Flink 水印未在 Python 中推进,停留在 -9223372036854775808
Flink watermarks not advancing in Python, stuck at -9223372036854775808
我在多个管道中都遇到过这个问题,但一直找不到答案。当 运行 使用时间戳分配器为单调或越界时间戳分配水印策略的管道时,时间戳被正确提取并正在推进,但水印停留在 -9223372036854775808。我尝试 运行 pyflink 库中的 event_time_timer.py 示例作为完整性检查,但经检查 process_element 和 on_timer 方法都没有移动 -9223372036854775808 的水印。和 9223372036854775807 分别。
这是流程函数和时间戳分配器的代码:
class Sum(KeyedProcessFunction):
def __init__(self):
self.state = None
def open(self, runtime_context: RuntimeContext):
state_descriptor = ValueStateDescriptor("state", Types.FLOAT())

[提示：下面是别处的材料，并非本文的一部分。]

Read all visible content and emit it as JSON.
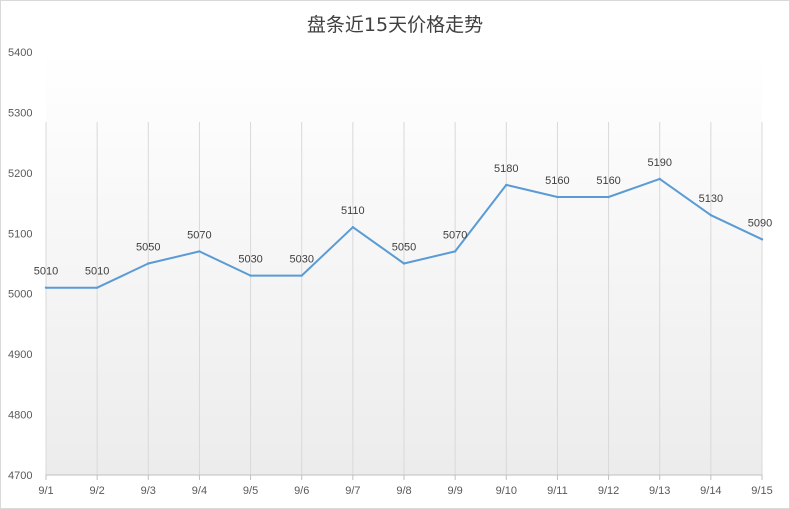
{
  "chart_data": {
    "type": "line",
    "title": "盘条近15天价格走势",
    "xlabel": "",
    "ylabel": "",
    "categories": [
      "9/1",
      "9/2",
      "9/3",
      "9/4",
      "9/5",
      "9/6",
      "9/7",
      "9/8",
      "9/9",
      "9/10",
      "9/11",
      "9/12",
      "9/13",
      "9/14",
      "9/15"
    ],
    "series": [
      {
        "values": [
          5010,
          5010,
          5050,
          5070,
          5030,
          5030,
          5110,
          5050,
          5070,
          5180,
          5160,
          5160,
          5190,
          5130,
          5090
        ]
      }
    ],
    "ylim": [
      4700,
      5400
    ],
    "yticks": [
      4700,
      4800,
      4900,
      5000,
      5100,
      5200,
      5300,
      5400
    ],
    "vertical_grid": true,
    "horizontal_grid": false,
    "data_labels": true,
    "legend": "none",
    "colors": {
      "line": "#5b9bd5",
      "grid": "#d9d9d9",
      "axis": "#bfbfbf",
      "plot_gradient_top": "#ffffff",
      "plot_gradient_bottom": "#ececec"
    }
  }
}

state_ttl_config = StateTtlConfig \
.new_builder(Time.seconds(1)) \
.set_update_type(StateTtlConfig.UpdateType.OnReadAndWrite) \
.disable_cleanup_in_background() \
.build()
state_descriptor.enable_time_to_live(state_ttl_config)
self.state = runtime_context.get_state(state_descriptor)
def process_element(self, value, ctx: 'KeyedProcessFunction.Context'):
# retrieve the current count
current = self.state.value()
if current is None:
current = 0
# update the state's count
current += value[2]
self.state.update(current)
# register an event time timer 2 seconds later
ctx.timer_service().register_event_time_timer(ctx.timestamp() + 2000)
def on_timer(self, timestamp: int, ctx: 'KeyedProcessFunction.OnTimerContext'):
yield ctx.get_current_key(), self.state.value(), timestamp
class MyTimestampAssigner(TimestampAssigner):
def extract_timestamp(self, value, record_timestamp: int) -> int:
return int(value[0])
这是主要功能:
def event_timer_timer_demo():
env = StreamExecutionEnvironment.get_execution_environment()
env.set_stream_time_characteristic(TimeCharacteristic.EventTime)
env.set_parallelism(1)
env.get_config().set_auto_watermark_interval(1)
ds = env.from_collection(
collection=[
(1000, 'Alice', 110.1),
(4000, 'Bob', 30.2),
(3000, 'Alice', 20.0),
(2000, 'Bob', 53.1),
(5000, 'Alice', 13.1),
(3000, 'Bob', 3.1),
(7000, 'Bob', 16.1),
(10000, 'Alice', 20.1)
],
type_info=Types.TUPLE([Types.LONG(), Types.STRING(), Types.FLOAT()]))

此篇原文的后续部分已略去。